Despontando como novo protagonista, Lo’ak é o segundo filho do casal e o mais inconsequente do clã. Em uma de suas aventuras proibidas, ele cria laços de amizade com uma Tulkun, espécie aquática que emula as baleias da vida real. Quando a liderança de Jake Sully contra a constante investida exploratória dos humanos em Pandora coloca seu povo em perigo, ele e a família viajam pelo planeta em busca de outro lar. O local eleito é Metkayina, aldeia estabelecida em um arquipélago e liderada por Ronal e Tonowari (Kate Winslet e Cliff Curtis). Ao contrário dos Na’vi da floresta, estes desenvolveram uma anatomia próxima à dos anfíbios, em resposta ao hábito de viver entre o mar e a terra. “O Caminho da Água é sobre família, a de sangue, mas também aquela que escolhemos. É sobre a vida em comunidade e no meio onde estamos”, diz Worthington. O novo clã é inspirado nos maoris, povo aborígine neozelandês — uma homenagem de Cameron ao país onde se estabeleceu com a esposa e os filhos e está rodando as sequências de Avatar. As próximas estão previstas para estrear em 2024, 2026 e 2028.

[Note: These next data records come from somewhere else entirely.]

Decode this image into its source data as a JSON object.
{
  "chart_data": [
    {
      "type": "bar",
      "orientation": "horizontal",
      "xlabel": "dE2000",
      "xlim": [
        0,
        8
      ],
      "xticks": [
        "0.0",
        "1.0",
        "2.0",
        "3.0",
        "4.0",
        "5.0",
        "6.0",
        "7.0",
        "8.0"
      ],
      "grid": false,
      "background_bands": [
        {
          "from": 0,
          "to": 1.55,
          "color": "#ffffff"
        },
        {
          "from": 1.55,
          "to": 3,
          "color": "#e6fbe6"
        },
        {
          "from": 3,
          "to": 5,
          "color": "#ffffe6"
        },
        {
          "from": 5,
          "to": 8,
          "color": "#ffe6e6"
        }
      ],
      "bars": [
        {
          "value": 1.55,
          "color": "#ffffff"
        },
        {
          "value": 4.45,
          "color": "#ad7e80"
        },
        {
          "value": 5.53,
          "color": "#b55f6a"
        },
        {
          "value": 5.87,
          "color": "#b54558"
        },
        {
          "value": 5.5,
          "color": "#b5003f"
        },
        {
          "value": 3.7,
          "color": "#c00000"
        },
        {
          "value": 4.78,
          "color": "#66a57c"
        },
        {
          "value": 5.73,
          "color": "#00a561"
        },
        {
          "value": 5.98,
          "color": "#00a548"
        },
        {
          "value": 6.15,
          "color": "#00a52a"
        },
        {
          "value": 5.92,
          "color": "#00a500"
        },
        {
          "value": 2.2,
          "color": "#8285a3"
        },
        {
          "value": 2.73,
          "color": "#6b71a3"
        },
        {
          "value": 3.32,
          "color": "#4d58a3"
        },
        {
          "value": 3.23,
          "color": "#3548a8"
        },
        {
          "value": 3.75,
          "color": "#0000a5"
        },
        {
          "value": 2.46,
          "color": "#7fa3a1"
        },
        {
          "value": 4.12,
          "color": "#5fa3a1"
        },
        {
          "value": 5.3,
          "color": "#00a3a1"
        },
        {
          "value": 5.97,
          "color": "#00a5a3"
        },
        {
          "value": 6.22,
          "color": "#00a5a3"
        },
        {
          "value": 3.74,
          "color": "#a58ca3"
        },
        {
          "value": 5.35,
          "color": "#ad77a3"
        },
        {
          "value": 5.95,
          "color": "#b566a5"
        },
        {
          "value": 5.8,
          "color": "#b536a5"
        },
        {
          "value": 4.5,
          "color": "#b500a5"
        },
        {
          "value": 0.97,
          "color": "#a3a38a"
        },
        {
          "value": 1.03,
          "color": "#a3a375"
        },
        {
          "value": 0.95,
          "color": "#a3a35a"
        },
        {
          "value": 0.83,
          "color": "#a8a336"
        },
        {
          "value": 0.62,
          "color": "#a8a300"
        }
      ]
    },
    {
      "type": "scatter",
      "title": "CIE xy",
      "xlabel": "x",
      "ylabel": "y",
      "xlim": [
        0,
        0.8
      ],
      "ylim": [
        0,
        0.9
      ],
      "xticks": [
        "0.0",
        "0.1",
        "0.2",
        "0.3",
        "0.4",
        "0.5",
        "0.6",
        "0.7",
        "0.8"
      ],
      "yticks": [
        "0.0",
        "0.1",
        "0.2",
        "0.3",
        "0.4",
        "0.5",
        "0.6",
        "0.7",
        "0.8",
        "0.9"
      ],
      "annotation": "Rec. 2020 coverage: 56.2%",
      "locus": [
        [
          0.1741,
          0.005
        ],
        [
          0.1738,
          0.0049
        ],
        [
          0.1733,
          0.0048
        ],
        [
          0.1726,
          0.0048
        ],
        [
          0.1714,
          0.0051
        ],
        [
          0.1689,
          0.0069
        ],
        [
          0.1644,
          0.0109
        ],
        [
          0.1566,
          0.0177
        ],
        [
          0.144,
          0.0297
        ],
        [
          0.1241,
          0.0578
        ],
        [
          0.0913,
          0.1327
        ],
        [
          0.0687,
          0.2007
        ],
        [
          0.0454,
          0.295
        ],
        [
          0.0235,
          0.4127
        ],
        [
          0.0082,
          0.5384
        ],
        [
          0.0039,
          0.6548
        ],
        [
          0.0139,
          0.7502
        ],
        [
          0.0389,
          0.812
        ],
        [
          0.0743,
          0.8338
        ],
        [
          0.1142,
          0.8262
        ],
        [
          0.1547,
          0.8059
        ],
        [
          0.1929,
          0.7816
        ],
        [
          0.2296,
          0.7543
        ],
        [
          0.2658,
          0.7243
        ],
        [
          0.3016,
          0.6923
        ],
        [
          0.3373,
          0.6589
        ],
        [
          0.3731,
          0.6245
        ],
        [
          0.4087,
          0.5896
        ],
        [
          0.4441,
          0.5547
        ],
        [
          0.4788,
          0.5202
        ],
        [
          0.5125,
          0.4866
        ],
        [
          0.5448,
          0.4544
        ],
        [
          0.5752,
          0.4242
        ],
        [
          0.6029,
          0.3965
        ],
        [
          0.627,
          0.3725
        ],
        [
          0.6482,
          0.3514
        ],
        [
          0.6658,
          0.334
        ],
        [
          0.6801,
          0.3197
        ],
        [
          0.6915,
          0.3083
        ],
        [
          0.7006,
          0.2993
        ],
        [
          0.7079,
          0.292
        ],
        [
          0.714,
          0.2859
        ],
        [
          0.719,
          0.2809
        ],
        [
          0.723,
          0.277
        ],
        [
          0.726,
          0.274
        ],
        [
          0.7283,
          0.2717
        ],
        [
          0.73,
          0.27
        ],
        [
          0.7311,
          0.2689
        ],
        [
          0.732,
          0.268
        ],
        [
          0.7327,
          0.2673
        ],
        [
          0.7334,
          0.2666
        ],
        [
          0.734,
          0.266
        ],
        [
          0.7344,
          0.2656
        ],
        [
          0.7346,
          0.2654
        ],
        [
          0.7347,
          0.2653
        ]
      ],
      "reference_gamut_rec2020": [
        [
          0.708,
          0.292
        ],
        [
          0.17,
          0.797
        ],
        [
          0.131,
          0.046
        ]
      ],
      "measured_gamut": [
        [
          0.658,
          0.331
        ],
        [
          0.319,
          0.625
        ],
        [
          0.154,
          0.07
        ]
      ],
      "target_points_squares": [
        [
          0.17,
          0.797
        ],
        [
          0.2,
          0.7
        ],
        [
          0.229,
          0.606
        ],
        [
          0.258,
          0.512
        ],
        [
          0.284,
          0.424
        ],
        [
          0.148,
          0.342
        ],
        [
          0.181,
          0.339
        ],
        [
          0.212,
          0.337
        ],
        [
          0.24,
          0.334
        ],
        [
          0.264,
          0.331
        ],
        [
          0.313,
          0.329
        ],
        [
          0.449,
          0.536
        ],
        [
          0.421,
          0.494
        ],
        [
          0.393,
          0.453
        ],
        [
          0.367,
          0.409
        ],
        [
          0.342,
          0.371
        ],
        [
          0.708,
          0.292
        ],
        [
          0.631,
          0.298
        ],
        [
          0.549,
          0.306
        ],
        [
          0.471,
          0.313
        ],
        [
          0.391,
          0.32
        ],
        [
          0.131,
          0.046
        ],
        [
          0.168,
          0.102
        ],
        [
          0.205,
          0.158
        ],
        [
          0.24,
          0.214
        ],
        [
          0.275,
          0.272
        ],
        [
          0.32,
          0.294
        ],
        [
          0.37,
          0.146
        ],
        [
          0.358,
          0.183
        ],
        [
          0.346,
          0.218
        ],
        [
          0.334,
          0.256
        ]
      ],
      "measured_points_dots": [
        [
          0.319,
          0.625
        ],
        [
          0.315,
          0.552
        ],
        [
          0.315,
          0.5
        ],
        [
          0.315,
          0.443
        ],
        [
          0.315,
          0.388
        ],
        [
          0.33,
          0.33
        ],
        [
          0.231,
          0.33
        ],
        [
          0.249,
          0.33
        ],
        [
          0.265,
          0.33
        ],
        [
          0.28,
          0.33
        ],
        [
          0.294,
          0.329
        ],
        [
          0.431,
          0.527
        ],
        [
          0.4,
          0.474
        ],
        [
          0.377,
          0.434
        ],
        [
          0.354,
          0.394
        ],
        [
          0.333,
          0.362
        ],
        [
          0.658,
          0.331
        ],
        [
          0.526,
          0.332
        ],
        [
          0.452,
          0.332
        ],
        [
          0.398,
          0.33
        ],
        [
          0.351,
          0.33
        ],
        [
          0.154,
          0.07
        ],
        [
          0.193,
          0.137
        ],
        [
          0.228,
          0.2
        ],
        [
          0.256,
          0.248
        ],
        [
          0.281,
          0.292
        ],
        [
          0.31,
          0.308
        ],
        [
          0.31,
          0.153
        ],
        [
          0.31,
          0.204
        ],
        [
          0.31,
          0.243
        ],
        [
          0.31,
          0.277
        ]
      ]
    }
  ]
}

Se a água é o ambiente que leva o diretor a uma ligação especial e até espiritual com o planeta, é entre indígenas que ele sente uma conexão com as raízes do que é ser humano. O sucesso de Avatar levou Cameron a visitar tribos ao redor do mundo e a apoiar causas ligadas a elas. No Brasil, ele recebeu uma homenagem especial dos caiapós. O cacique Raoni concedeu até um nome especial ao canadense: Kapremp-ti, traduzido como “homem forte da aldeia” — título conquistado pelo diretor por seu apoio contra a desapropriação de área indígena para a construção do complexo hidrelétrico de Belo Monte, no Pará. “É a mesma história de Avatar”, diz o cineasta. A magia do cinema nunca foi tão real.